The new courts Erie and Moon describe raise difficult normative issues about the public accessibility of the dispute-resolution process. A classic divide between arbitration and litigation is that the former can be kept confidential, while courts and their judgments are open to the public. But the “open justice” principle, recently reaffirmed by the UK Supreme Court, has varying applications in different countries. These new business courts in NLHs and offshore nations are, by default, public. They are state-created courts. They often post decisions on their websites, such as the Dubai International Financial Centre Court’s and Bermuda’s. But NLH courts allow parties to opt into confidential proceedings and judgments and do not (and potentially never will) identify or clarify the standards for determining whether to grant parties’ requests for confidentiality. The offshore courts are more “transparent” in their secrecy—over 55% of Cayman Islands Financial Services Division opinions are sealed, and even that court’s “public” decisions are only available to registered users who have paid an annual fee. Even U.S. courts have been known to grant confidentiality requests when both parties agree, notwithstanding the possible public harm that results from such secrecy, as demonstrated by the recent opioid litigation. It stands to reason that international business courts, who may aim to please the parties before them, would grant such requests.
This secrecy stands in tension with another goal of NLHs and offshore business courts: to develop law. They thus raise fundamental questions about institutional design and legal development. If a state subsidizes dispute resolution in part to foster the development of precedent, how much publicity is enough? These courts may be able to proceed in secret to resolve the particular dispute between the parties, while ignoring the other purposes that courts serve.
NLHs and offshore business courts thus provide a window into the role of courts as creators and preservers of the rule of law domestically and internationally. All purport to promote investment and investment security in their local economies. They may do so by offering well-respected international jurists, a common law tradition, or confidentiality. But can these attributes make up for foreigners’ distrust of the host state? As Erie asks, can they generate positive legal developments in other aspects of domestic governance?
Moon’s paper also examines these foreign court developments from the perspective of U.S. courts, particularly Delaware. U.S. courts—whether Delaware for corporate disputes or federal courts for international human rights disputes—have traditionally thought of themselves as being inviting, even too inviting, to transnational litigation. They have helped develop international law and domestic law with far-reaching extraterritorial effects. But I have argued that these tides are changing because of rising barriers to transnational litigation in U.S. courts and rising competition abroad.

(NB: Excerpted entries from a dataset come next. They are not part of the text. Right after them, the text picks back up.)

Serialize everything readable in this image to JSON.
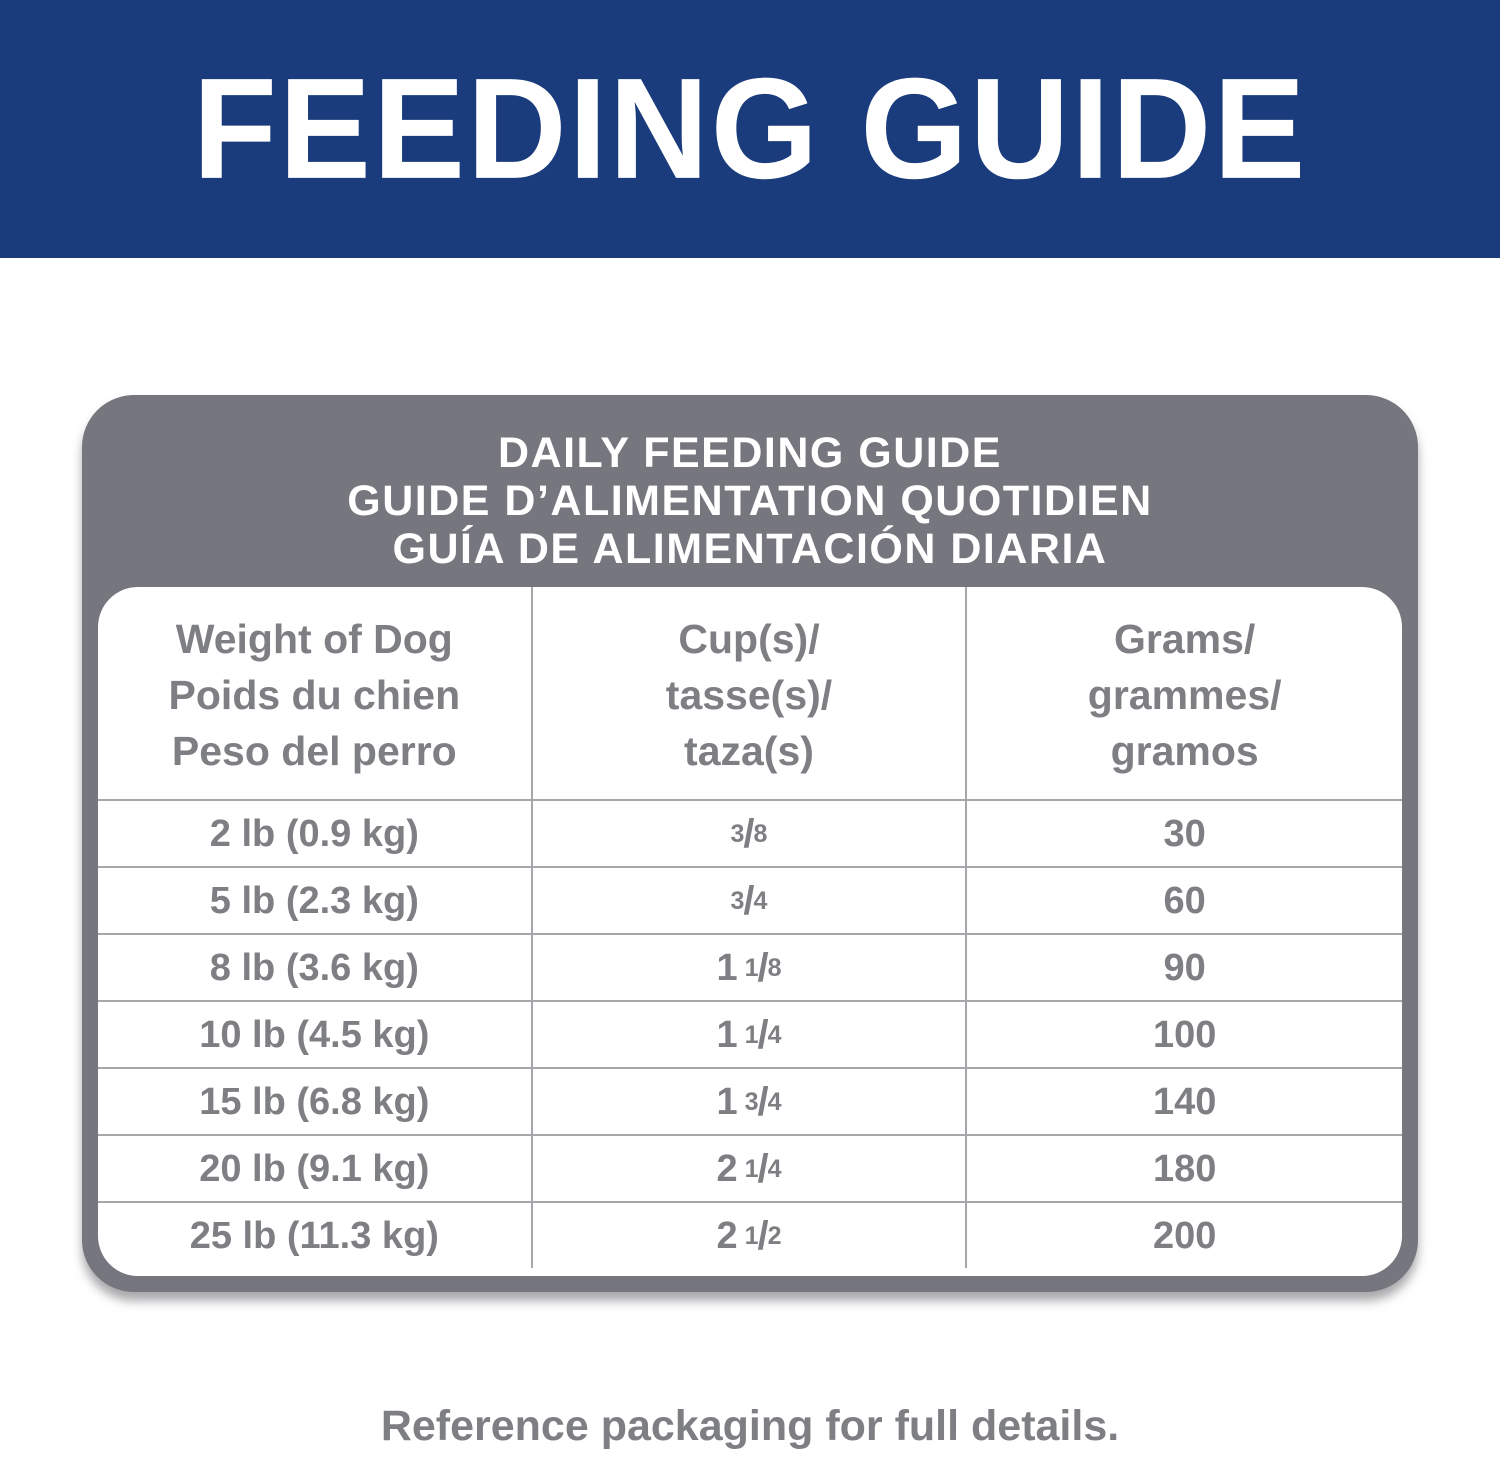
{
  "banner": {
    "title": "FEEDING GUIDE"
  },
  "table": {
    "header": {
      "lines": [
        "DAILY FEEDING GUIDE",
        "GUIDE D’ALIMENTATION QUOTIDIEN",
        "GUÍA DE ALIMENTACIÓN DIARIA"
      ]
    },
    "columns": [
      {
        "lines": [
          "Weight of Dog",
          "Poids du chien",
          "Peso del perro"
        ]
      },
      {
        "lines": [
          "Cup(s)/",
          "tasse(s)/",
          "taza(s)"
        ]
      },
      {
        "lines": [
          "Grams/",
          "grammes/",
          "gramos"
        ]
      }
    ],
    "rows": [
      {
        "weight": "2 lb (0.9 kg)",
        "cups": "3/8",
        "grams": "30"
      },
      {
        "weight": "5 lb (2.3 kg)",
        "cups": "3/4",
        "grams": "60"
      },
      {
        "weight": "8 lb (3.6 kg)",
        "cups": "1 1/8",
        "grams": "90"
      },
      {
        "weight": "10 lb (4.5 kg)",
        "cups": "1 1/4",
        "grams": "100"
      },
      {
        "weight": "15 lb (6.8 kg)",
        "cups": "1 3/4",
        "grams": "140"
      },
      {
        "weight": "20 lb (9.1 kg)",
        "cups": "2 1/4",
        "grams": "180"
      },
      {
        "weight": "25 lb (11.3 kg)",
        "cups": "2 1/2",
        "grams": "200"
      }
    ]
  },
  "footer": {
    "note": "Reference packaging for full details."
  },
  "colors": {
    "banner_blue": "#1a3b7c",
    "frame_gray": "#75767e",
    "table_text_gray": "#7e7f83",
    "grid_line_gray": "#a6a7ab",
    "title_white": "#ffffff"
  }
}
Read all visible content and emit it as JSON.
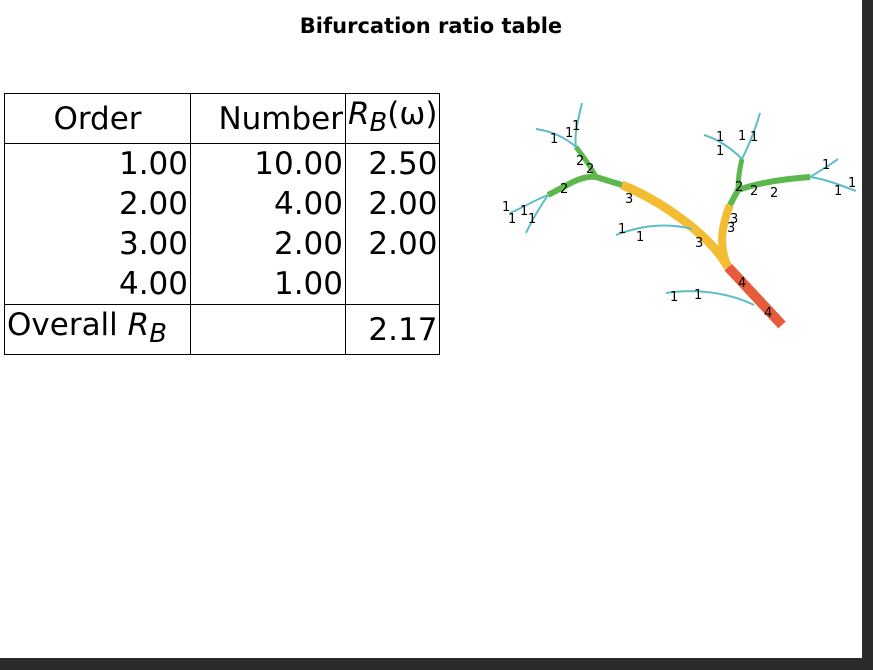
{
  "title": "Bifurcation ratio table",
  "table": {
    "headers": {
      "order": "Order",
      "number": "Number",
      "ratio_symbol": "R",
      "ratio_sub": "B",
      "ratio_arg": "(ω)"
    },
    "rows": [
      {
        "order": "1.00",
        "number": "10.00",
        "ratio": "2.50"
      },
      {
        "order": "2.00",
        "number": "4.00",
        "ratio": "2.00"
      },
      {
        "order": "3.00",
        "number": "2.00",
        "ratio": "2.00"
      },
      {
        "order": "4.00",
        "number": "1.00",
        "ratio": ""
      }
    ],
    "overall": {
      "label": "Overall ",
      "symbol": "R",
      "sub": "B",
      "value": "2.17"
    }
  },
  "stream_colors": {
    "order1": "#5bbdc7",
    "order2": "#5cb84a",
    "order3": "#f2bd33",
    "order4": "#e85a3c"
  },
  "stream_labels": [
    "1",
    "1",
    "1",
    "1",
    "1",
    "1",
    "1",
    "1",
    "1",
    "1",
    "1",
    "1",
    "1",
    "1",
    "1",
    "1",
    "1",
    "1",
    "2",
    "2",
    "2",
    "2",
    "2",
    "2",
    "3",
    "3",
    "3",
    "3",
    "4",
    "4"
  ]
}
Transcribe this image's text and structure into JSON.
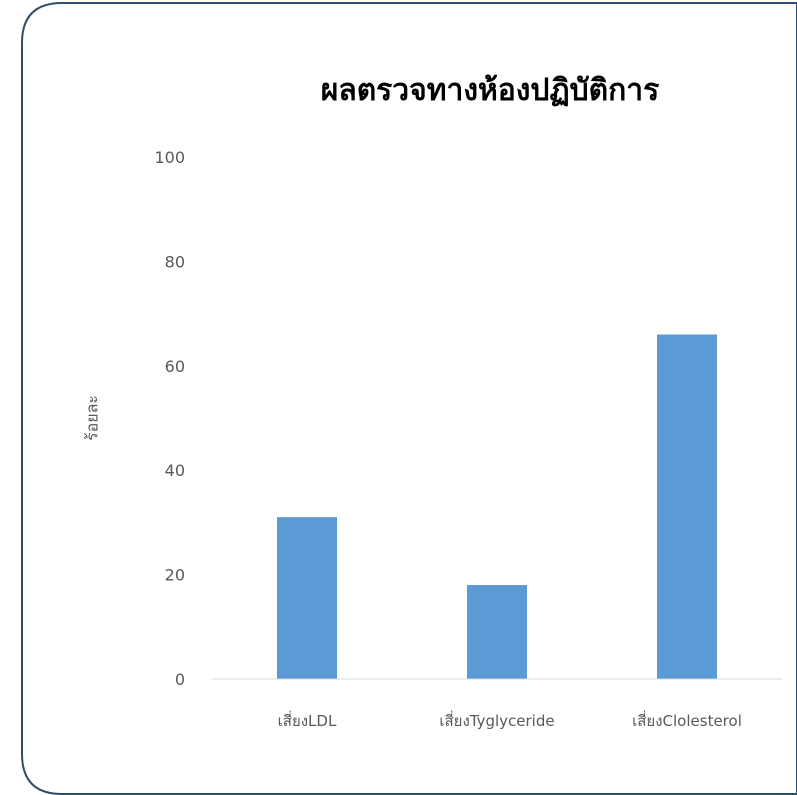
{
  "chart_data": {
    "type": "bar",
    "title": "ผลตรวจทางห้องปฏิบัติการ",
    "ylabel": "ร้อยละ",
    "xlabel": "",
    "categories": [
      "เสี่ยงLDL",
      "เสี่ยงTyglyceride",
      "เสี่ยงClolesterol"
    ],
    "values": [
      31,
      18,
      66
    ],
    "ylim": [
      0,
      100
    ],
    "yticks": [
      "0",
      "20",
      "40",
      "60",
      "80",
      "100"
    ],
    "grid": false,
    "legend": "none",
    "colors": {
      "bar": "#5b9bd5",
      "border": "#2f4f6f",
      "axis": "#d9d9d9"
    }
  }
}
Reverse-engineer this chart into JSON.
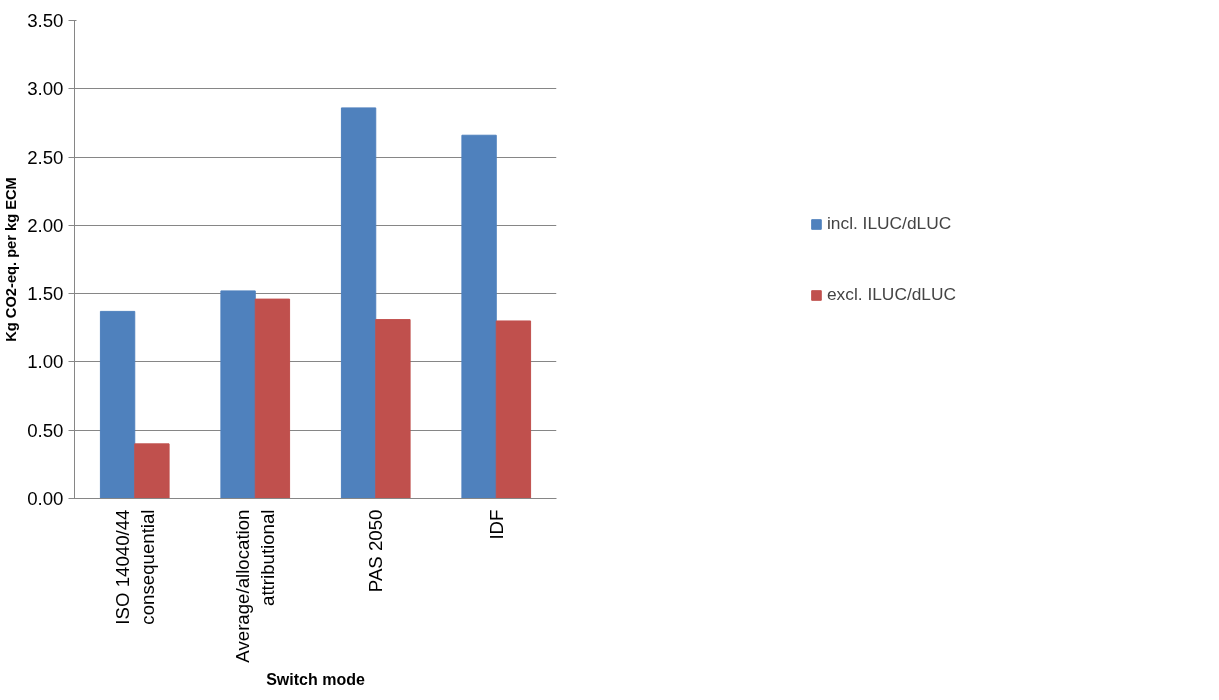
{
  "chart_data": {
    "type": "bar",
    "categories": [
      "ISO 14040/44\nconsequential",
      "Average/allocation\nattributional",
      "PAS 2050",
      "IDF"
    ],
    "series": [
      {
        "name": "incl. ILUC/dLUC",
        "color": "#4f81bd",
        "values": [
          1.37,
          1.52,
          2.86,
          2.66
        ]
      },
      {
        "name": "excl. ILUC/dLUC",
        "color": "#c0504d",
        "values": [
          0.4,
          1.46,
          1.31,
          1.3
        ]
      }
    ],
    "xlabel": "Switch mode",
    "ylabel": "Kg CO2-eq. per kg ECM",
    "ylim": [
      0,
      3.5
    ],
    "yticks": [
      {
        "value": 0,
        "label": "0.00"
      },
      {
        "value": 0.5,
        "label": "0.50"
      },
      {
        "value": 1,
        "label": "1.00"
      },
      {
        "value": 1.5,
        "label": "1.50"
      },
      {
        "value": 2,
        "label": "2.00"
      },
      {
        "value": 2.5,
        "label": "2.50"
      },
      {
        "value": 3,
        "label": "3.00"
      },
      {
        "value": 3.5,
        "label": "3.50"
      }
    ],
    "grid": "y",
    "legend": "right"
  }
}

Erie and Moon provide deep dives into two different, important sources of that rising foreign competition. These perspectives should illuminate how we understand courts as international actors in a world with quickly changing global dynamics. These articles are significant contributions in their own right, and also provide a launching pad for important future work for these scholars and others interested in examining courts from a variety of angles.